"Mack!"

Katie ran down the jetty as the young man threw the painter to his father to secure. As she called his name he looked up and treated her to one of those dazzling smiles that made her knees go weak. He bounded on to the jetty and caught her in his arms.

"Miss me?" He asked, knowing perfectly well she did.

Just so there was no doubt, Katie kissed him, and showed him exactly how much she'd hated the two weeks he'd been away.

"Mack." They both turned as his father called him back, they may have been trawling for a fortnight, but the work wasn't over.

"What's that?" Mack suddenly asked, looking passed his Dad.

The sky went dark, the flag that adorned 'The Mistress' snapped in a sudden wind, and coming into port glided a black ship.

"That's impossible," the father said. "Its coming in against the wind."

Katie shrank in to Mack's side, trying to find comfort in his strong frame. But Mack's blood ran cold, and he shook.

There was no relief in the blackness, the ship, it's sails, it's flags. Lightning shot the three masted ship into sharp relief.

'Where's the crew?" Katie asked quietly. Neither man answered her.

Behind them, more dock workers gathered, staring at the spectacle.

The cloud that fought itself around the masts moved away from the ship, passing over Katie, heading inland.

She heard a breath, a sigh, a whisper.

Back beyond the docks, in the town proper, the screaming began.

oooooooooooooooooOOOOOOooooooooooooo

"Hey Sam! Get over here."

Sam rolled his eyes. "Thanks," he said to the girl and carried their coffees over to wall Dean was currently straddling.

"You yelled?"

"So we've got another black ship sighting, and this time ten healthy men dropped dead."

Dean turned the lap top so Sam could see it.

"Still along the Atlantic coast, this time a small place called Greenfield, North Carolina."

"They just dropped dead? Like that?"

"That's the way they tell it."

"Hell of a drive."

"Let's get moving."

ooooooooooooooOOOOOOOoooooooooooooo

Dean dumped his bag on the bed.

"So, the way the guy tells it, the ship was seen by half the town. It came against the wind right up to the jetty, a cloud came into the town and settled on the men, he said they screamed for five minutes before the cloud lifted and they were dead. Then the ship just left."

Sam jumped as Dean threw the second key at him. He shot him an irritated look before going back to his research.

"Well that's new. No mass deaths at any of the other towns."

"Any deaths at all?"

"I'm still checking."

Dean shrugged out of his jacket and walked over to the window. They'd struck lucky for once, they were in a hotel off-season and their room over looked the coast. Off to the right the little town of Greenfield huddled in the drizzle, still in shock after the tragedy that had only struck four days before. The press and the scientists were all ensconced in town, giving the brothers an easy legend to tell when ever they needed. A few fishing boats sat miserably in the harbour, a trawler was just making it's way in, while another was already unloading.

Forest pressed in on either side of the town, and the hotel looked out over a few stunted trees before the land dropped away into the Atlantic ocean.

"Great view."

"I guess," Sam answered, preoccupied.

"Come on Sam.
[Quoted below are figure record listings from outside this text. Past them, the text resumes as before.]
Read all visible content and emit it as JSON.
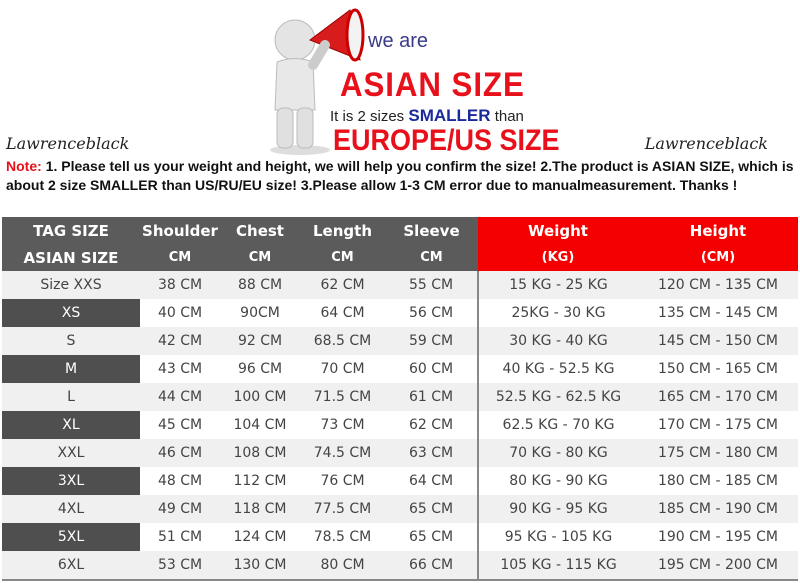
{
  "banner": {
    "we_are": "we are",
    "asian_size": "ASIAN SIZE",
    "line_pre": "It is 2 sizes",
    "line_smaller": "SMALLER",
    "line_post": "than",
    "europe": "EUROPE/US SIZE",
    "brand_left": "Lawrenceblack",
    "brand_right": "Lawrenceblack"
  },
  "note": {
    "label": "Note:",
    "text": "1. Please tell us your weight and height, we will help you confirm the size!  2.The product is ASIAN SIZE, which is about 2 size SMALLER than US/RU/EU size!  3.Please allow 1-3 CM error due to manualmeasurement. Thanks !"
  },
  "colors": {
    "accent": "#f50000",
    "header_gray": "#5b5b5b"
  },
  "table": {
    "headers": [
      [
        "TAG SIZE",
        "ASIAN SIZE"
      ],
      [
        "Shoulder",
        "CM"
      ],
      [
        "Chest",
        "CM"
      ],
      [
        "Length",
        "CM"
      ],
      [
        "Sleeve",
        "CM"
      ],
      [
        "Weight",
        "(KG)"
      ],
      [
        "Height",
        "(CM)"
      ]
    ],
    "rows": [
      [
        "Size XXS",
        "38 CM",
        "88 CM",
        "62 CM",
        "55 CM",
        "15 KG - 25 KG",
        "120 CM  - 135 CM"
      ],
      [
        "XS",
        "40 CM",
        "90CM",
        "64 CM",
        "56 CM",
        "25KG  - 30 KG",
        "135 CM - 145 CM"
      ],
      [
        "S",
        "42 CM",
        "92 CM",
        "68.5 CM",
        "59 CM",
        "30 KG - 40 KG",
        "145 CM  - 150 CM"
      ],
      [
        "M",
        "43 CM",
        "96 CM",
        "70 CM",
        "60 CM",
        "40 KG - 52.5 KG",
        "150 CM  - 165 CM"
      ],
      [
        "L",
        "44 CM",
        "100 CM",
        "71.5 CM",
        "61 CM",
        "52.5 KG  - 62.5 KG",
        "165 CM  - 170 CM"
      ],
      [
        "XL",
        "45 CM",
        "104 CM",
        "73 CM",
        "62 CM",
        "62.5 KG - 70 KG",
        "170 CM  - 175 CM"
      ],
      [
        "XXL",
        "46 CM",
        "108 CM",
        "74.5 CM",
        "63 CM",
        "70 KG  - 80  KG",
        "175 CM  - 180 CM"
      ],
      [
        "3XL",
        "48 CM",
        "112 CM",
        "76 CM",
        "64 CM",
        "80 KG  - 90  KG",
        "180 CM  - 185 CM"
      ],
      [
        "4XL",
        "49 CM",
        "118 CM",
        "77.5 CM",
        "65 CM",
        "90 KG  - 95 KG",
        "185 CM  - 190 CM"
      ],
      [
        "5XL",
        "51 CM",
        "124 CM",
        "78.5 CM",
        "65 CM",
        "95 KG - 105 KG",
        "190 CM  - 195 CM"
      ],
      [
        "6XL",
        "53 CM",
        "130 CM",
        "80 CM",
        "66 CM",
        "105 KG - 115 KG",
        "195 CM  - 200 CM"
      ]
    ]
  }
}
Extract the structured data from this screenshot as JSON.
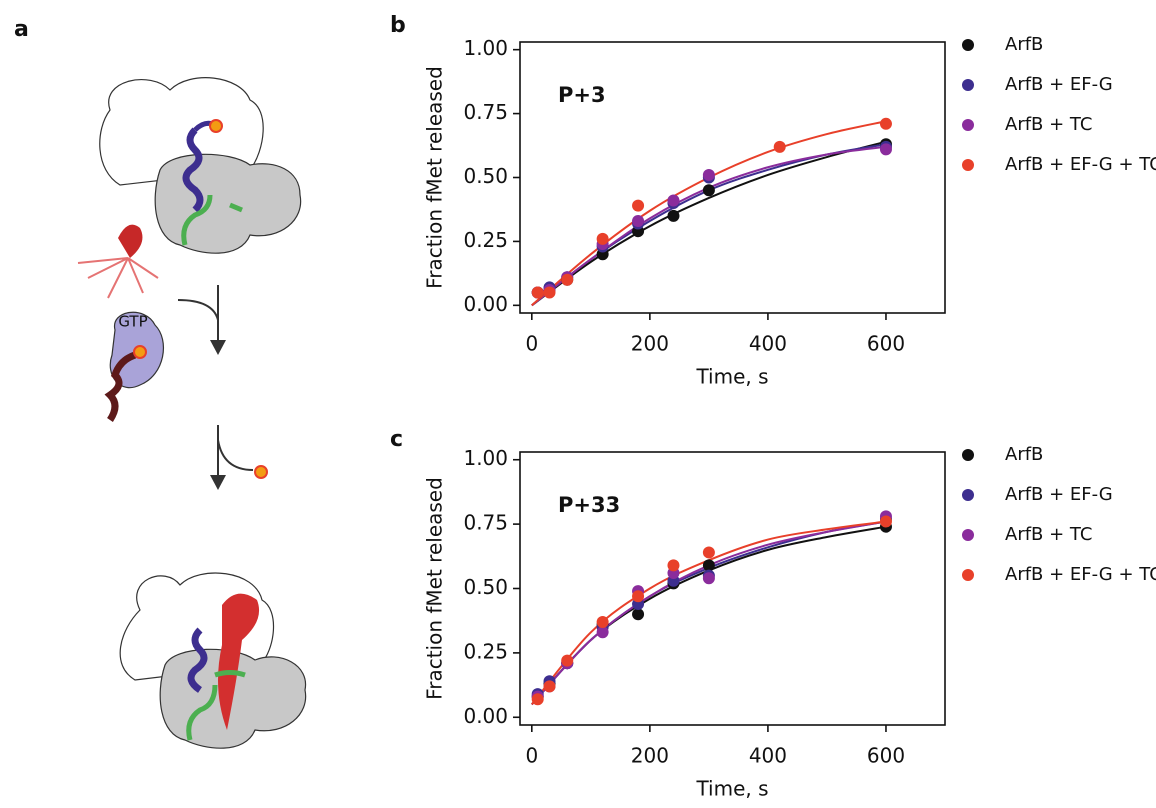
{
  "panel_labels": [
    "a",
    "b",
    "c"
  ],
  "diagram": {
    "label": "GTP"
  },
  "chart_data": [
    {
      "type": "scatter",
      "annotation": "P+3",
      "x_label": "Time, s",
      "y_label": "Fraction fMet released",
      "xlim": [
        -20,
        700
      ],
      "ylim": [
        -0.03,
        1.03
      ],
      "xticks": [
        0,
        200,
        400,
        600
      ],
      "yticks": [
        {
          "value": 0,
          "label": "0.00"
        },
        0.25,
        {
          "value": 0.5,
          "label": "0.50"
        },
        0.75,
        {
          "value": 1,
          "label": "1.00"
        }
      ],
      "fit_x": [
        0,
        100,
        200,
        300,
        400,
        500,
        600
      ],
      "series": [
        {
          "name": "ArfB",
          "color": "#111111",
          "x": [
            10,
            30,
            60,
            120,
            180,
            240,
            300,
            600
          ],
          "values": [
            0.05,
            0.06,
            0.1,
            0.2,
            0.29,
            0.35,
            0.45,
            0.63
          ],
          "fit": [
            0,
            0.17,
            0.31,
            0.42,
            0.51,
            0.58,
            0.64
          ]
        },
        {
          "name": "ArfB + EF-G",
          "color": "#3d2e8f",
          "x": [
            10,
            30,
            60,
            120,
            180,
            240,
            300,
            600
          ],
          "values": [
            0.05,
            0.07,
            0.11,
            0.23,
            0.32,
            0.4,
            0.5,
            0.62
          ],
          "fit": [
            0,
            0.18,
            0.33,
            0.45,
            0.53,
            0.59,
            0.63
          ]
        },
        {
          "name": "ArfB + TC",
          "color": "#8a2c9c",
          "x": [
            10,
            30,
            60,
            120,
            180,
            240,
            300,
            600
          ],
          "values": [
            0.05,
            0.06,
            0.11,
            0.24,
            0.33,
            0.41,
            0.51,
            0.61
          ],
          "fit": [
            0,
            0.18,
            0.34,
            0.46,
            0.54,
            0.59,
            0.62
          ]
        },
        {
          "name": "ArfB + EF-G + TC",
          "color": "#e8402a",
          "x": [
            10,
            30,
            60,
            120,
            180,
            420,
            600
          ],
          "values": [
            0.05,
            0.05,
            0.1,
            0.26,
            0.39,
            0.62,
            0.71
          ],
          "fit": [
            0,
            0.2,
            0.37,
            0.5,
            0.6,
            0.67,
            0.72
          ]
        }
      ]
    },
    {
      "type": "scatter",
      "annotation": "P+33",
      "x_label": "Time, s",
      "y_label": "Fraction fMet released",
      "xlim": [
        -20,
        700
      ],
      "ylim": [
        -0.03,
        1.03
      ],
      "xticks": [
        0,
        200,
        400,
        600
      ],
      "yticks": [
        {
          "value": 0,
          "label": "0.00"
        },
        0.25,
        {
          "value": 0.5,
          "label": "0.50"
        },
        0.75,
        {
          "value": 1,
          "label": "1.00"
        }
      ],
      "fit_x": [
        0,
        100,
        200,
        300,
        400,
        500,
        600
      ],
      "series": [
        {
          "name": "ArfB",
          "color": "#111111",
          "x": [
            10,
            30,
            60,
            120,
            180,
            240,
            300,
            600
          ],
          "values": [
            0.08,
            0.13,
            0.21,
            0.36,
            0.4,
            0.52,
            0.59,
            0.74
          ],
          "fit": [
            0.05,
            0.3,
            0.46,
            0.57,
            0.65,
            0.7,
            0.74
          ]
        },
        {
          "name": "ArfB + EF-G",
          "color": "#3d2e8f",
          "x": [
            10,
            30,
            60,
            120,
            180,
            240,
            300,
            600
          ],
          "values": [
            0.09,
            0.14,
            0.21,
            0.35,
            0.44,
            0.53,
            0.55,
            0.77
          ],
          "fit": [
            0.05,
            0.3,
            0.47,
            0.58,
            0.66,
            0.72,
            0.76
          ]
        },
        {
          "name": "ArfB + TC",
          "color": "#8a2c9c",
          "x": [
            10,
            30,
            60,
            120,
            180,
            240,
            300,
            600
          ],
          "values": [
            0.08,
            0.12,
            0.21,
            0.33,
            0.49,
            0.56,
            0.54,
            0.78
          ],
          "fit": [
            0.05,
            0.3,
            0.47,
            0.59,
            0.67,
            0.72,
            0.76
          ]
        },
        {
          "name": "ArfB + EF-G + TC",
          "color": "#e8402a",
          "x": [
            10,
            30,
            60,
            120,
            180,
            240,
            300,
            600
          ],
          "values": [
            0.07,
            0.12,
            0.22,
            0.37,
            0.47,
            0.59,
            0.64,
            0.76
          ],
          "fit": [
            0.05,
            0.33,
            0.5,
            0.61,
            0.69,
            0.73,
            0.76
          ]
        }
      ]
    }
  ]
}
You don't like the beach?"

Sam shook his head. "I just don't see what's so special. It's where the sea meets the land. So what?"

"So what?" Dean asked. "Dude - bikinis, short shorts..."

"I might have guessed." Sam laughed, not so much out of humour than the sheer predictability of his brother. "Here we go. In each of the other towns there was one unexplained death. Each time it was a man, all between 45 and 55."

Finally Dean sat down.

"So what ever this thing is, it's escalating?"

Sam tore his eyes away from the screen.

"From one to ten, I'd call that an escalation. And the sightings are getting closer together, the first few were only seen over a year or so, the last was only three weeks."

"So what's doing it? A ghost ship?"

"That's the problem, this area is called the graveyard of ships, but for all that there aren't really many stories. They've got 'The Carroll A. Deering' which is a Marie Celeste-type case, but no real ghost ships. Unless you count the ship of Captain Don Sandovate."

"That's just a ragged ship with the souls of pirates crying out for water," Dean dismissed. "There's always 'The Flying Dutchman', people are supposed to die after seeing that."

"It doesn't matter, ghost ships are specific to the sea, they don't come in to land and kill people."

"Hey, may be this is like 'The Fog'."

"Until Stephen King is proved to be an investigative reporter I think we can forget about that."

"Well may be we shouldn't, if that's all we've got."

Sam put the lap top aside, frustrated.

"May be we're going about this wrong. Maybe this isn't a ghost ship at all, may be it's something else."

"Yeah, and may be it's something new," Dean answered. "But if we don't figure it out more people are going to die."